« Quand on sera champion du monde de foot, les Américains nous connaîtront encore mieux!" crie un festivalier. Des 3000 festivaliers (sur environ 45 000 par jour) portant fièrement leurs couleurs au propriétaire du terrain en passant par les employés, TomorrowWorld a des allures de festival belge. Une nationalité star car tous les américains vénèrent notre pays pour avoir créer un tel phénomène. «Ce festival est bien  plus que de la musique" constate Barbara Bouckaert, la sœur du propriétaire des lieux Carl Bouckaerts et responsable marketing du site. "L’aspect non musique devient plus important.
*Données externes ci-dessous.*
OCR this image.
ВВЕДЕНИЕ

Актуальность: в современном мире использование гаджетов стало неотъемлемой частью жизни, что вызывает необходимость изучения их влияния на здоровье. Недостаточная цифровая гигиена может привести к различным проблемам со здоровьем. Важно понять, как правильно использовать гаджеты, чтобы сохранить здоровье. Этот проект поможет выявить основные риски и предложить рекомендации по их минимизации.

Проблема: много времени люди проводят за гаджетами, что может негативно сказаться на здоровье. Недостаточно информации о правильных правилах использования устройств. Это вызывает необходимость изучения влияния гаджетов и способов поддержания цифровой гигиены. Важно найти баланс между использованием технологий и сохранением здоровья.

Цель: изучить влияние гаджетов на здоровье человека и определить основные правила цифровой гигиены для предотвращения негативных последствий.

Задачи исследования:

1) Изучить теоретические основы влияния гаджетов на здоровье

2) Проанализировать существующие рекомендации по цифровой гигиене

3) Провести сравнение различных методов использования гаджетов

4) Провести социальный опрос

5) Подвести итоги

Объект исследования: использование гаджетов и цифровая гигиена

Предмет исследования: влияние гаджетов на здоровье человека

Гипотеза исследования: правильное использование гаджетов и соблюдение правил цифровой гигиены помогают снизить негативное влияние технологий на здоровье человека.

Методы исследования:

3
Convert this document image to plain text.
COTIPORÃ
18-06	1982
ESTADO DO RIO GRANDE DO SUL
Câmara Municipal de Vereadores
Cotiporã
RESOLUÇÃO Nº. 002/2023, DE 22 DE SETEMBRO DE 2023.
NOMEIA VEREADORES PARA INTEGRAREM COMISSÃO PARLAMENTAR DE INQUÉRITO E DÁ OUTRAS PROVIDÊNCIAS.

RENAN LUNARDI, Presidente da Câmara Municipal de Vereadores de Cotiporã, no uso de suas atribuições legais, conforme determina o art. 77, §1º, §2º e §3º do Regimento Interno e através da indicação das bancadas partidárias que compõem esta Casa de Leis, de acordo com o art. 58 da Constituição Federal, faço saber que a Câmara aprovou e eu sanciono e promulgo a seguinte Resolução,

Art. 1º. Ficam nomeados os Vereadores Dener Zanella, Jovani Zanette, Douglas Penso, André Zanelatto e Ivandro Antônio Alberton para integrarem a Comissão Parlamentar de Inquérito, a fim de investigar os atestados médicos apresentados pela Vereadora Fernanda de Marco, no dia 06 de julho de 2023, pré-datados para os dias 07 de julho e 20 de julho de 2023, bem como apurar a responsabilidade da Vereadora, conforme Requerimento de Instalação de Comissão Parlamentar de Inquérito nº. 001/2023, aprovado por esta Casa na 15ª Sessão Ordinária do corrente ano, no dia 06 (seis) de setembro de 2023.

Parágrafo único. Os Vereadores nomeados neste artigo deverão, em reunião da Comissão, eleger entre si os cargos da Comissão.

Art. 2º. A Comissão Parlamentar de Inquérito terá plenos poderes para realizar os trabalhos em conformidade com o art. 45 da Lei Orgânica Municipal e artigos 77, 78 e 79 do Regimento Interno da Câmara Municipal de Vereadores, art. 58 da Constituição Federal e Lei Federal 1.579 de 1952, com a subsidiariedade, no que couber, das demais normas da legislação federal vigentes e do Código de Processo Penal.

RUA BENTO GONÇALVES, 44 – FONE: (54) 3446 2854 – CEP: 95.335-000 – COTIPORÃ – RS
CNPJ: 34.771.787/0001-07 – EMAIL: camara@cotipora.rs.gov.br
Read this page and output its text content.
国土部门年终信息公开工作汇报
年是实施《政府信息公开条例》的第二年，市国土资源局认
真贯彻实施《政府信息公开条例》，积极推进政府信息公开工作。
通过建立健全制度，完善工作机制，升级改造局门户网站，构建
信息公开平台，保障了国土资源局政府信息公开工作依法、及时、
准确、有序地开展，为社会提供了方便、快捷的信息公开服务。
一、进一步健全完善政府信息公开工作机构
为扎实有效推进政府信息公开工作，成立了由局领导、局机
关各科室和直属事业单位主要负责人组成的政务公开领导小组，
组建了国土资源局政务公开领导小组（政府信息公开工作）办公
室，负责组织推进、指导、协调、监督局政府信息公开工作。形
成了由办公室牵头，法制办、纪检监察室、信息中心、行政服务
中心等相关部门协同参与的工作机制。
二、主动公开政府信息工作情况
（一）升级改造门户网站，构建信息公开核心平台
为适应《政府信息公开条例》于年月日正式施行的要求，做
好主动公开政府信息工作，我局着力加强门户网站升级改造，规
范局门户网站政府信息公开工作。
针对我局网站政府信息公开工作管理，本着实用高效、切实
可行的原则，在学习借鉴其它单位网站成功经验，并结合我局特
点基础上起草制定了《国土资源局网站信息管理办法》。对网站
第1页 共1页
Les gens ont l’impression de faire partie de quelque chose de positif. Les jeunes sont fiers de montrer leur nationalité. C’est magnifique. Cette génération solidaire, si c’est cela qu’ils veulent montrer comme visage dans le futur, c’est plutôt une bonne nouvelle ! »

Des drapeaux belges partout

Après les Américains, le Canadiens et les Mexicains, les Belges sont les plus représentés à Atlanta. Sans compter que plus de 250 personnes ont travaillé à la construction du site, sur lequel on retrouve une Belgian Stage avec tous les DJs belges en vogues du moment (Dimitri Vegas&Like Mike, Regi, Yves V., Néon, etc.) et surtout… un Belgian Beer Café, des crêpes et gaufres de Bruxelles. Petit tour d’horizon (en vidéo) des festivaliers belges, fanas de musique électronique et venus expressément de Belgique pour tester la folie made in USA. A commencer par Denis Ernotte, le gagnant francophone (full VIP) du concours Hello Bank! J’étais à Tomorrowland et j’ai vu des petits nuages en mousse où il était écrit Hello Bank! Il fallait écrire quelque chose de beau sur la Tomorrowland" raconte le magasinier liégeois. "J’ai donc écrit un texte sur les sensations que j’ai ressenties. Que ça m’apportait beaucoup de joie d’être là avec des gens de partout dans le monde. Ça m’avait fait pousser des ailles et que j’étais donc monté dans le ciel pour accrocher ce petit nuage (sourires) ».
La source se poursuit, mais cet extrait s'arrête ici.